Prenatal diagnosis and preimplantation genetic diagnosis (PGD) are available for at-risk pregnancies, which require the prior identification of predisposing germline mutations within the families. Prenatal genetic testing options include the molecular analysis of DNA isolated from the cells of the developing fetus through chorionic villus sampling or amniocentesis. More recently, PGD is available at a limited number of institutions [50–52]. PGD is performed in combination with in vitro fertilization and offers a way to test an individual’s embryos for genetic disorders before transfer of unaffected embryos into the uterus. A recent report demonstrated the feasibility of PGD based on the inheritance of SNPs that are tightly associated with a wild-type or mutant RB1 allele [52]. This approach is used when genetic screening for mutation detection is not readily available or the disease-causing mutation has not been identified. However, this approach can lead to erroneous conclusions in the presence of gonadal mosaicism and should be used with caution [53].
Available Assays
A broad spectrum of mutations ranging from point mutations, deletions/insertions, chromosomal rearrangements, and epigenetic silencing has been documented in the RB1 gene. Accordingly, various types of molecular testing are used by clinical molecular laboratories for RB1 mutation analysis. The genetic tests to identify mutations involve multiple testing approaches, which should be adjusted according to the diagnosis, family history, and availability of genetic materials.
For individuals with bilateral or multifocal unilateral RB, or unilateral tumor with a positive family history, clinical genetic testing for germline mutations starts with sequence analysis of the RB1 coding exons, flanking introns, and the promoter region using DNA isolated from peripheral blood lymphocytes. Given the fact that larger deletions and insertion involving the whole RB1 gene or certain exons are not readily detectable by sequence analysis, alternative methods can be applied, including fluorescence in situ hybridization (FISH), multiplex ligation-dependent probe amplification, quantitative real-time PCR, targeted array-based comparative genomic hybridization, and heterozygosity testing based on informative polymorphic markers.
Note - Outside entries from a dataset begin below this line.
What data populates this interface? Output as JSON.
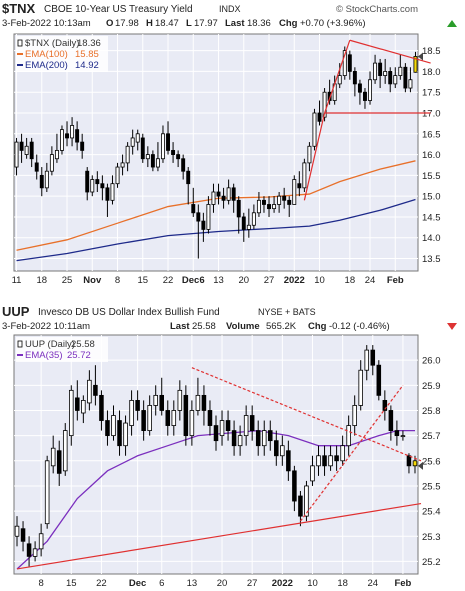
{
  "chart_data": [
    {
      "type": "candlestick",
      "symbol": "$TNX",
      "title": "CBOE 10-Year US Treasury Yield",
      "exchange": "INDX",
      "watermark": "© StockCharts.com",
      "header": {
        "date": "3-Feb-2022 10:13am",
        "open_label": "O",
        "open": "17.98",
        "high_label": "H",
        "high": "18.47",
        "low_label": "L",
        "low": "17.97",
        "last_label": "Last",
        "last": "18.36",
        "chg_label": "Chg",
        "chg": "+0.70 (+3.96%)"
      },
      "legend": [
        {
          "name": "$TNX (Daily)",
          "value": "18.36",
          "color": "#333333"
        },
        {
          "name": "EMA(100)",
          "value": "15.85",
          "color": "#e8702a"
        },
        {
          "name": "EMA(200)",
          "value": "14.92",
          "color": "#1e2a8a"
        }
      ],
      "ylim": [
        13.2,
        18.9
      ],
      "yticks": [
        13.5,
        14.0,
        14.5,
        15.0,
        15.5,
        16.0,
        16.5,
        17.0,
        17.5,
        18.0,
        18.5
      ],
      "ytick_labels": [
        "13.5",
        "14.0",
        "14.5",
        "15.0",
        "15.5",
        "16.0",
        "16.5",
        "17.0",
        "17.5",
        "18.0",
        "18.5"
      ],
      "xtick_labels": [
        "11",
        "18",
        "25",
        "Nov",
        "8",
        "15",
        "22",
        "Dec6",
        "13",
        "20",
        "27",
        "2022",
        "10",
        "18",
        "24",
        "Feb"
      ],
      "xticks": [
        0,
        5,
        10,
        15,
        20,
        25,
        30,
        35,
        40,
        45,
        50,
        55,
        60,
        66,
        70,
        75
      ],
      "bold_xticks": [
        "Nov",
        "Dec6",
        "2022",
        "Feb"
      ],
      "n_days": 80,
      "candles": [
        [
          15.7,
          16.3,
          16.4,
          15.5
        ],
        [
          16.3,
          16.1,
          16.5,
          15.8
        ],
        [
          16.0,
          16.2,
          16.4,
          15.9
        ],
        [
          16.3,
          15.9,
          16.4,
          15.7
        ],
        [
          15.8,
          15.6,
          16.0,
          15.4
        ],
        [
          15.5,
          15.2,
          15.7,
          15.0
        ],
        [
          15.2,
          15.6,
          15.8,
          15.1
        ],
        [
          15.6,
          16.0,
          16.2,
          15.5
        ],
        [
          15.9,
          16.1,
          16.5,
          15.8
        ],
        [
          16.1,
          16.6,
          16.7,
          16.0
        ],
        [
          16.5,
          16.4,
          16.8,
          16.2
        ],
        [
          16.4,
          16.7,
          16.9,
          16.2
        ],
        [
          16.6,
          16.3,
          16.8,
          16.1
        ],
        [
          16.3,
          16.1,
          16.5,
          15.9
        ],
        [
          15.6,
          15.1,
          15.7,
          14.9
        ],
        [
          15.1,
          15.4,
          15.5,
          15.0
        ],
        [
          15.4,
          15.3,
          15.6,
          15.1
        ],
        [
          15.3,
          15.2,
          15.5,
          14.9
        ],
        [
          15.2,
          14.9,
          15.3,
          14.5
        ],
        [
          14.9,
          15.3,
          15.5,
          14.8
        ],
        [
          15.3,
          15.7,
          15.8,
          15.2
        ],
        [
          15.7,
          15.8,
          16.0,
          15.5
        ],
        [
          15.8,
          16.2,
          16.3,
          15.6
        ],
        [
          16.2,
          16.4,
          16.6,
          16.0
        ],
        [
          16.3,
          16.5,
          16.6,
          16.1
        ],
        [
          16.4,
          15.9,
          16.5,
          15.8
        ],
        [
          15.9,
          16.0,
          16.2,
          15.7
        ],
        [
          16.0,
          15.7,
          16.1,
          15.6
        ],
        [
          15.7,
          15.9,
          16.3,
          15.6
        ],
        [
          15.9,
          16.5,
          16.7,
          15.8
        ],
        [
          16.5,
          16.1,
          16.8,
          16.0
        ],
        [
          16.1,
          16.0,
          16.3,
          15.8
        ],
        [
          16.0,
          15.9,
          16.1,
          15.7
        ],
        [
          15.9,
          15.6,
          16.0,
          15.4
        ],
        [
          15.6,
          15.3,
          15.7,
          14.8
        ],
        [
          14.8,
          14.6,
          15.2,
          14.5
        ],
        [
          14.6,
          14.4,
          14.8,
          13.5
        ],
        [
          14.4,
          14.2,
          14.6,
          13.9
        ],
        [
          14.2,
          14.8,
          15.0,
          14.1
        ],
        [
          14.8,
          15.1,
          15.3,
          14.6
        ],
        [
          15.1,
          15.0,
          15.3,
          14.8
        ],
        [
          15.0,
          14.9,
          15.2,
          14.7
        ],
        [
          14.9,
          15.2,
          15.4,
          14.8
        ],
        [
          15.2,
          14.9,
          15.3,
          14.6
        ],
        [
          14.9,
          14.5,
          15.0,
          14.1
        ],
        [
          14.5,
          14.2,
          14.6,
          13.9
        ],
        [
          14.2,
          14.3,
          14.7,
          14.0
        ],
        [
          14.3,
          14.6,
          14.8,
          14.2
        ],
        [
          14.6,
          14.9,
          15.1,
          14.5
        ],
        [
          14.9,
          14.8,
          15.0,
          14.6
        ],
        [
          14.8,
          14.7,
          15.0,
          14.5
        ],
        [
          14.7,
          14.8,
          15.0,
          14.6
        ],
        [
          14.8,
          15.0,
          15.1,
          14.6
        ],
        [
          15.0,
          14.9,
          15.2,
          14.7
        ],
        [
          14.9,
          14.8,
          15.0,
          14.5
        ],
        [
          14.8,
          15.4,
          15.5,
          14.8
        ],
        [
          15.3,
          15.2,
          15.6,
          15.0
        ],
        [
          15.2,
          15.8,
          15.9,
          15.1
        ],
        [
          15.8,
          16.2,
          16.3,
          15.6
        ],
        [
          16.2,
          17.0,
          17.1,
          16.1
        ],
        [
          17.0,
          16.8,
          17.3,
          16.7
        ],
        [
          16.9,
          17.5,
          17.6,
          16.8
        ],
        [
          17.5,
          17.3,
          17.8,
          17.2
        ],
        [
          17.3,
          17.7,
          17.9,
          17.2
        ],
        [
          17.7,
          17.9,
          18.2,
          17.6
        ],
        [
          17.9,
          18.5,
          18.6,
          17.8
        ],
        [
          18.4,
          18.0,
          18.5,
          17.8
        ],
        [
          18.0,
          17.7,
          18.1,
          17.4
        ],
        [
          17.7,
          17.5,
          17.8,
          17.2
        ],
        [
          17.5,
          17.3,
          17.6,
          17.1
        ],
        [
          17.3,
          17.8,
          18.0,
          17.2
        ],
        [
          17.8,
          18.2,
          18.4,
          17.7
        ],
        [
          18.2,
          17.9,
          18.3,
          17.6
        ],
        [
          17.9,
          18.0,
          18.3,
          17.7
        ],
        [
          18.0,
          17.7,
          18.1,
          17.5
        ],
        [
          17.7,
          17.9,
          18.1,
          17.6
        ],
        [
          17.9,
          18.1,
          18.4,
          17.8
        ],
        [
          18.1,
          17.6,
          18.2,
          17.5
        ],
        [
          17.6,
          17.8,
          18.1,
          17.5
        ],
        [
          17.98,
          18.36,
          18.47,
          17.97
        ]
      ],
      "ema100": [
        [
          0,
          13.7
        ],
        [
          10,
          13.95
        ],
        [
          20,
          14.35
        ],
        [
          30,
          14.75
        ],
        [
          40,
          14.95
        ],
        [
          50,
          14.98
        ],
        [
          58,
          15.05
        ],
        [
          64,
          15.35
        ],
        [
          72,
          15.65
        ],
        [
          79,
          15.85
        ]
      ],
      "ema200": [
        [
          0,
          13.45
        ],
        [
          10,
          13.62
        ],
        [
          20,
          13.85
        ],
        [
          30,
          14.05
        ],
        [
          40,
          14.15
        ],
        [
          50,
          14.22
        ],
        [
          58,
          14.28
        ],
        [
          64,
          14.42
        ],
        [
          72,
          14.66
        ],
        [
          79,
          14.92
        ]
      ],
      "trendlines": [
        {
          "points": [
            [
              57,
              14.9
            ],
            [
              61,
              17.0
            ]
          ],
          "color": "#e03030",
          "style": "solid"
        },
        {
          "points": [
            [
              61,
              17.0
            ],
            [
              66,
              18.75
            ]
          ],
          "color": "#e03030",
          "style": "solid"
        },
        {
          "points": [
            [
              66,
              18.75
            ],
            [
              82,
              18.2
            ]
          ],
          "color": "#e03030",
          "style": "solid"
        },
        {
          "points": [
            [
              61,
              17.0
            ],
            [
              82,
              17.0
            ]
          ],
          "color": "#e03030",
          "style": "solid"
        }
      ]
    },
    {
      "type": "candlestick",
      "symbol": "UUP",
      "title": "Invesco DB US Dollar Index Bullish Fund",
      "exchange": "NYSE + BATS",
      "header": {
        "date": "3-Feb-2022 10:11am",
        "last_label": "Last",
        "last": "25.58",
        "volume_label": "Volume",
        "volume": "565.2K",
        "chg_label": "Chg",
        "chg": "-0.12 (-0.46%)"
      },
      "legend": [
        {
          "name": "UUP (Daily)",
          "value": "25.58",
          "color": "#333333"
        },
        {
          "name": "EMA(35)",
          "value": "25.72",
          "color": "#7b2fbe"
        }
      ],
      "ylim": [
        25.15,
        26.1
      ],
      "yticks": [
        25.2,
        25.3,
        25.4,
        25.5,
        25.6,
        25.7,
        25.8,
        25.9,
        26.0
      ],
      "ytick_labels": [
        "25.2",
        "25.3",
        "25.4",
        "25.5",
        "25.6",
        "25.7",
        "25.8",
        "25.9",
        "26.0"
      ],
      "xtick_labels": [
        "8",
        "15",
        "22",
        "Dec",
        "6",
        "13",
        "20",
        "27",
        "2022",
        "10",
        "18",
        "24",
        "Feb"
      ],
      "xticks": [
        4,
        9,
        14,
        20,
        24,
        29,
        34,
        39,
        44,
        49,
        54,
        59,
        64
      ],
      "bold_xticks": [
        "Dec",
        "2022",
        "Feb"
      ],
      "n_days": 67,
      "candles": [
        [
          25.3,
          25.34,
          25.38,
          25.26
        ],
        [
          25.33,
          25.28,
          25.36,
          25.24
        ],
        [
          25.27,
          25.22,
          25.3,
          25.18
        ],
        [
          25.22,
          25.25,
          25.28,
          25.2
        ],
        [
          25.25,
          25.31,
          25.35,
          25.22
        ],
        [
          25.35,
          25.6,
          25.62,
          25.33
        ],
        [
          25.58,
          25.65,
          25.7,
          25.55
        ],
        [
          25.64,
          25.55,
          25.68,
          25.5
        ],
        [
          25.56,
          25.72,
          25.75,
          25.54
        ],
        [
          25.7,
          25.88,
          25.9,
          25.66
        ],
        [
          25.85,
          25.8,
          25.92,
          25.76
        ],
        [
          25.79,
          25.84,
          25.86,
          25.75
        ],
        [
          25.83,
          25.92,
          25.96,
          25.8
        ],
        [
          25.9,
          25.86,
          25.98,
          25.82
        ],
        [
          25.86,
          25.76,
          25.88,
          25.72
        ],
        [
          25.76,
          25.7,
          25.8,
          25.66
        ],
        [
          25.7,
          25.78,
          25.82,
          25.68
        ],
        [
          25.76,
          25.66,
          25.8,
          25.62
        ],
        [
          25.66,
          25.75,
          25.78,
          25.62
        ],
        [
          25.74,
          25.84,
          25.88,
          25.7
        ],
        [
          25.84,
          25.8,
          25.88,
          25.76
        ],
        [
          25.8,
          25.72,
          25.84,
          25.68
        ],
        [
          25.72,
          25.82,
          25.86,
          25.7
        ],
        [
          25.82,
          25.86,
          25.9,
          25.78
        ],
        [
          25.86,
          25.8,
          25.93,
          25.78
        ],
        [
          25.8,
          25.74,
          25.84,
          25.7
        ],
        [
          25.74,
          25.8,
          25.84,
          25.7
        ],
        [
          25.8,
          25.88,
          25.92,
          25.76
        ],
        [
          25.86,
          25.7,
          25.9,
          25.66
        ],
        [
          25.7,
          25.8,
          25.84,
          25.66
        ],
        [
          25.8,
          25.86,
          25.93,
          25.78
        ],
        [
          25.86,
          25.8,
          25.9,
          25.74
        ],
        [
          25.8,
          25.74,
          25.84,
          25.7
        ],
        [
          25.74,
          25.68,
          25.78,
          25.64
        ],
        [
          25.7,
          25.76,
          25.8,
          25.66
        ],
        [
          25.76,
          25.72,
          25.8,
          25.68
        ],
        [
          25.72,
          25.66,
          25.76,
          25.62
        ],
        [
          25.66,
          25.7,
          25.74,
          25.62
        ],
        [
          25.7,
          25.78,
          25.82,
          25.66
        ],
        [
          25.78,
          25.72,
          25.82,
          25.68
        ],
        [
          25.72,
          25.66,
          25.76,
          25.62
        ],
        [
          25.66,
          25.72,
          25.76,
          25.62
        ],
        [
          25.72,
          25.68,
          25.76,
          25.64
        ],
        [
          25.68,
          25.62,
          25.72,
          25.58
        ],
        [
          25.62,
          25.66,
          25.7,
          25.58
        ],
        [
          25.64,
          25.56,
          25.68,
          25.52
        ],
        [
          25.56,
          25.44,
          25.58,
          25.4
        ],
        [
          25.46,
          25.38,
          25.48,
          25.34
        ],
        [
          25.38,
          25.5,
          25.52,
          25.36
        ],
        [
          25.52,
          25.58,
          25.62,
          25.5
        ],
        [
          25.58,
          25.62,
          25.66,
          25.54
        ],
        [
          25.62,
          25.58,
          25.66,
          25.54
        ],
        [
          25.58,
          25.62,
          25.66,
          25.56
        ],
        [
          25.62,
          25.6,
          25.66,
          25.56
        ],
        [
          25.6,
          25.66,
          25.7,
          25.58
        ],
        [
          25.66,
          25.74,
          25.78,
          25.62
        ],
        [
          25.74,
          25.82,
          25.86,
          25.7
        ],
        [
          25.82,
          25.96,
          26.0,
          25.8
        ],
        [
          25.96,
          26.04,
          26.06,
          25.92
        ],
        [
          26.04,
          25.98,
          26.06,
          25.94
        ],
        [
          25.98,
          25.86,
          26.0,
          25.84
        ],
        [
          25.84,
          25.8,
          25.88,
          25.76
        ],
        [
          25.8,
          25.72,
          25.82,
          25.68
        ],
        [
          25.72,
          25.7,
          25.76,
          25.66
        ],
        [
          25.7,
          25.7,
          25.72,
          25.68
        ],
        [
          25.62,
          25.58,
          25.63,
          25.55
        ],
        [
          25.6,
          25.58,
          25.62,
          25.55
        ]
      ],
      "ema35": [
        [
          0,
          25.17
        ],
        [
          5,
          25.28
        ],
        [
          10,
          25.45
        ],
        [
          15,
          25.56
        ],
        [
          20,
          25.62
        ],
        [
          25,
          25.66
        ],
        [
          30,
          25.7
        ],
        [
          35,
          25.71
        ],
        [
          40,
          25.72
        ],
        [
          45,
          25.7
        ],
        [
          50,
          25.66
        ],
        [
          55,
          25.66
        ],
        [
          60,
          25.7
        ],
        [
          63,
          25.72
        ],
        [
          66,
          25.72
        ]
      ],
      "trendlines": [
        {
          "points": [
            [
              0,
              25.17
            ],
            [
              67,
              25.43
            ]
          ],
          "color": "#e03030",
          "style": "solid"
        },
        {
          "points": [
            [
              29,
              25.97
            ],
            [
              67,
              25.6
            ]
          ],
          "color": "#e03030",
          "style": "dashed"
        },
        {
          "points": [
            [
              47,
              25.36
            ],
            [
              64,
              25.9
            ]
          ],
          "color": "#e03030",
          "style": "dashed"
        }
      ]
    }
  ]
}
Cytogenetically visible deletions or rearrangements involving RB1 can be detected by karyotype and FISH analyses, respectively, and are estimated to occur in 5 % of unilateral cases and 7.5 % of bilateral cases [49]. To detect deeper intronic mutations, reverse transcription-polymerase chain reaction methods can be used to test RNA isolated from RB tumor tissues or peripheral blood lymphocytes, followed by evaluation for abnormalities in the size and sequence of RB1 transcripts [25]. Through the use of multiple sequential testing methods, the sensitivity of mutation detection has reached 90–95 % for probands with heritable RB [22, 49].